Chernobyl was an awful, terrible disaster, there is no doubt of that. But all sources of power have their inherent dangers. Just ask all the coal miners who get all sorts of respiratory diseases from their work. Just ask the soldiers dying in the Middle East (and not just Allied soldiers, taking all sides into consideration) to secure oil reserves (though of course there are other factors).

I'm no expert, but from what I do understand nuclear power is still the most efficient, cleanest, and altogether safest option we have. Most importantly, it's available right now, unlike alternatives such as solar panelling which is not yet efficient enough to use en masse.


By FITCamaro on 4/15/2008 3:29:42 PM , Rating: 1
quote:
and not just Allied soldiers, taking all sides into consideration


I really don't give a shit about the "soldiers" dying on the other side. They're murderers who don't even blink an eye at killing women and children.

quote:
to secure oil reserves


Yes thats why we're fighting. Because we're getting so much from Iraq's oil. The first oil contract out of Iraq went to China.


By nofranchise on 4/16/2008 4:33:41 AM , Rating: 1
quote:
Yes thats why we're fighting. Because we're getting so much from Iraq's oil. The first oil contract out of Iraq went to China.

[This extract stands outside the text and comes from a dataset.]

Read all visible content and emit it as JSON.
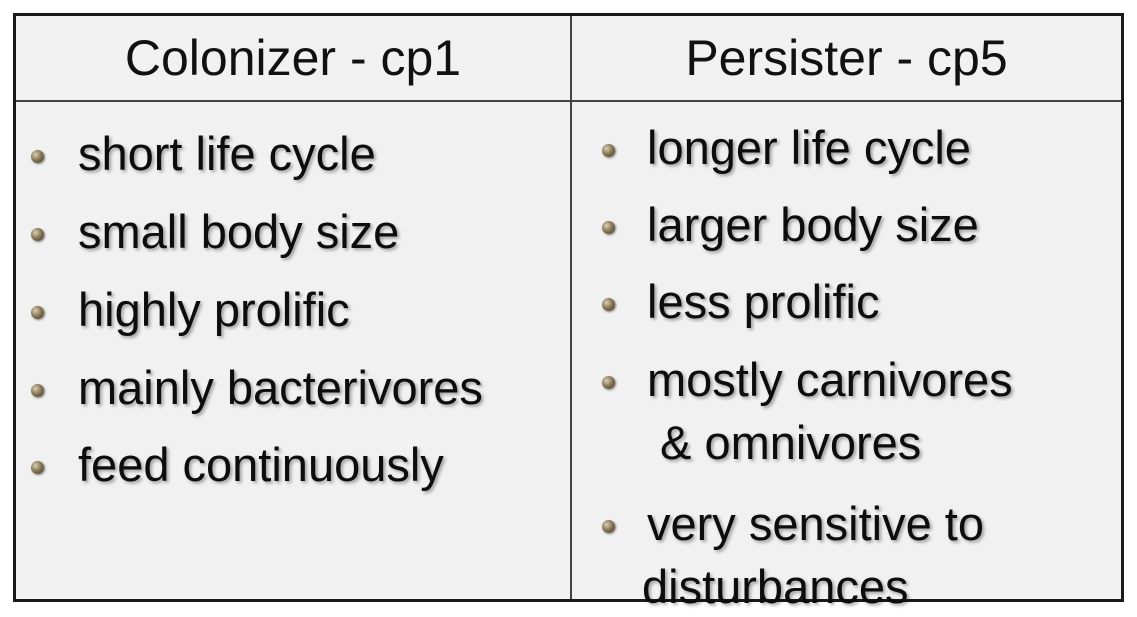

So...why ARE you fighting?

Find any WMD's yet?


By mindless1 on 4/16/2008 5:38:50 AM , Rating: 1
Ah, good old stereotypes. ALL of the supposed enemy, every last soldier must be woman and child murderers. Seems pretty impossible their society could exist as it did at all if that were the case rather than the notible exceptions - even if those exceptions were higher than we or they would like.

Basically you are saying it's ok to kill men or boys, just not women or children? Maybe you're just using an excuse to hate? Perhaps in your attempt to find a target for your feelings of anger or powerlessness, you have been too eager to indict nameless faceless strangers?

Individuals do bad deeds, focus on that. If you want to think in terms of groups, in the good ole US of A, groups of people do some pretty terrible things too, then spewing some nonsense about group or herd mentality as if that excuses personal irresponsibility.

If you only mean a select few plural soldiers, not all of them, then a select few of the US soldiers aren't exactly saints either. The military, all volunteer militaries, tend to draw in those who are not just full of anger but want to act on it. Military - another convenient excuse for herd mentality, lack of personal responsiblity. It's just unfortunate the military is also a vital group with an important purose, or really I should write fortunate.

It's not the soldiers that are the problem. It's the leaders and lack of punishment for soldiers that cross the line.